Most visitors never leave the coast, which is exactly why the centre of Naxos is so rewarding. Head about 10 kilometres inland and the flat shoreline gives way to lush green mountain valleys, ancient olive and lemon groves, and narrow gorges where streams run past terrapins sunning on the rocks. This is the most fertile of the Cyclades, green where its neighbours are brown, kept watered by mountains high enough that fully cloudless days are rare. The villages here are older than the beach towns, with Bronze Age roots, perched high with steep, twisting lanes built to confound pirates. Halki shows off elegant neo-classical houses beneath a cluster of red roofs; Apiranthos dazzles with marble-paved alleys, arched passages, and four small museums; and Filoti climbs the slopes below the island's great peak.
Above the valley of Filoti rises Mount Zas, also called Mount Zeus, and at just over a thousand metres it is the highest point in all the Cyclades. Its marble slopes climb steeply to a sharp summit, and on a very clear day you can see all the way to the coast of Turkey. The path up from the Agia Marina chapel on the north side is the gentler route, marked and dotted with fresh-water fountains; the southern approach is steeper, rockier, and passes the cave once linked to the infant Zeus. The climb rewards the effort with one of the great views of the Aegean, a slow turning panorama of islands scattered across the sea in every direction.
Naxos sits at the heart of the Aegean ferry network, a few hours from Athens by boat and just two from Santorini, with a small airport offering quick hops from the capital. On the island, a quad bike is the traveller's friend, more stable than a scooter and narrow enough to survive an encounter with a truck on a blind mountain bend, with the bonus of an open view as you drive. Ten bus lines reach every village, though some only three times a day, and the morning bus runs full of local grandmothers heading to market. Try the island's own kitron liqueur, distilled in Halki from an exotic citrus, and the famous Naxian potatoes. Be warned: the island has a way of holding on to people. As locals like to say, plenty of visitors meant to stay a few days and never quite left, living proof of Ariadne, the Cretan princess abandoned here who became, in the old myth, the bride of Dionysus.

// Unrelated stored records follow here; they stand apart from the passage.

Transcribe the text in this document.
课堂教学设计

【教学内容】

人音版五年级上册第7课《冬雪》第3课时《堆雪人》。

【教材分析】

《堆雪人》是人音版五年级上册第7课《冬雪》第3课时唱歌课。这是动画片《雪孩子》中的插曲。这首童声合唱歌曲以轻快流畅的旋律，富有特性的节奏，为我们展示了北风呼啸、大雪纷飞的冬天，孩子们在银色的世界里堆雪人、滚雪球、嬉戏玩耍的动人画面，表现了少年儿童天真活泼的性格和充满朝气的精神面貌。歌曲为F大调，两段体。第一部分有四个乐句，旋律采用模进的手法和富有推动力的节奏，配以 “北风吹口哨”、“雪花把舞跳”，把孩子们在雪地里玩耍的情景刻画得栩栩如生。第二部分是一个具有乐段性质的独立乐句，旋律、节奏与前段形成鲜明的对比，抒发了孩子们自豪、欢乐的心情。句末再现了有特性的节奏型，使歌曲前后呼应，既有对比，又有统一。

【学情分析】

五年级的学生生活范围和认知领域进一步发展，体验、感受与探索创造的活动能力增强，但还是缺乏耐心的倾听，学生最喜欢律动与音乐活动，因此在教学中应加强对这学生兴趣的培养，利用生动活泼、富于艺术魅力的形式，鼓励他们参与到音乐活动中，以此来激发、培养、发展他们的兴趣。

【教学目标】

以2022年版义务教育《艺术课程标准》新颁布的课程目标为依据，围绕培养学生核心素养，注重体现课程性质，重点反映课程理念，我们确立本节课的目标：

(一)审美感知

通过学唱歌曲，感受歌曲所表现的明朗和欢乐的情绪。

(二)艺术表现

Located at 37.083°N, 25.467°E, the largest of the Cyclades in the central Aegean. Naxos Island National Airport (LGNX) lies just southwest of Chora on the flat western coastal plain; the long sandy west coast and the Portara islet off the harbour are obvious landmarks. The terrain rises sharply inland to a green mountainous interior crowned by Mount Zas (just over 1,000 m), the highest peak in the Cyclades, which generates orographic cloud and turbulence. Best viewing altitude 3,000-6,000 ft AGL; expect the strong northerly meltemi wind in summer, clearer and calmer air in early morning, and rare but very heavy rain in the cooler months.